Our 2022-23 Rising Star Series continues Sunday, October 9, with a performance by Alexander Malofeev at 4 PM ET in the Wellspring Theater. Malofeev recently shared some insights into his life as a musician. We hope you learn a little more about him before his Gilmore debut!

Who travels with you?
I’ve been traveling alone for several years now. My mother used to travel with me, but since the pandemic it has become very difficult, primarily because of the volume of required documents. But I don’t really have any issues with loneliness. It takes me quite a lot of time alone with myself to find inspiration and new ideas. I’m an introvert in this sense.

What are you working on musically right now?
Right now I’m working on Weinberg’s monumental 4th Sonata. I like to include in any of my programs a work unfamiliar to listeners. Next season I plan to go a little into the baroque repertoire.
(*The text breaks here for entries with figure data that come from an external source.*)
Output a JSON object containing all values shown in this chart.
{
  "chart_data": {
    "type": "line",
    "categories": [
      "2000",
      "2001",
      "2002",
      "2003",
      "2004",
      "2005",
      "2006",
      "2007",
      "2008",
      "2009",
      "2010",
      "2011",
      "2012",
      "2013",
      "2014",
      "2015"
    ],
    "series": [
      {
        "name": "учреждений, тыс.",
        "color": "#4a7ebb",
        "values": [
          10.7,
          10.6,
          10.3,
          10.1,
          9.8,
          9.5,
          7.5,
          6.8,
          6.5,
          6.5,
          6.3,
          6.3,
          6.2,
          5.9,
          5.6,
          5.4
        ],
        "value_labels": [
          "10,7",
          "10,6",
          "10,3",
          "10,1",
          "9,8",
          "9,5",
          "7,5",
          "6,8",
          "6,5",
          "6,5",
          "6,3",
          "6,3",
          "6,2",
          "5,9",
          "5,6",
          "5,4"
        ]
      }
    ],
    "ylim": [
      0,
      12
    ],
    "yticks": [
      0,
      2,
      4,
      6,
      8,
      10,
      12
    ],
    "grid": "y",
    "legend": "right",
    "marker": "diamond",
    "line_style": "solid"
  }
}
I’ve played Russian music quite a lot, it’s what I grew up on and what I love, and now I’m trying to look at different repertoire through the prism of my experience. That’s also why I’m going to play two Beethoven sonatas in Kalamazoo. It seems to me that their sense of anxiety is very close to the Russian tradition in general and specifically to Medtner’s Sonata from the second part of the concert

Is there something you enjoy when you are not practicing, playing, or traveling?
I’ve been watching stand-up comedy quite a lot lately, it helps to relax. But usually if I’m reading or doing sports (which is very rare) there’s music in my headphones. It’s hard to forget about music when it’s been the main part of my life since I was 5 years old.

If you had any advice for young pianists who want to change their passion into a career, what would it be?
As most musicians can only dream of going on stage, you must think twice, but if you still want to be a professional musician, it seems to me that the most important thing is sincerity. The technical approach can be one thing,  but only if the listener empathizes with you will the concert be considered successful.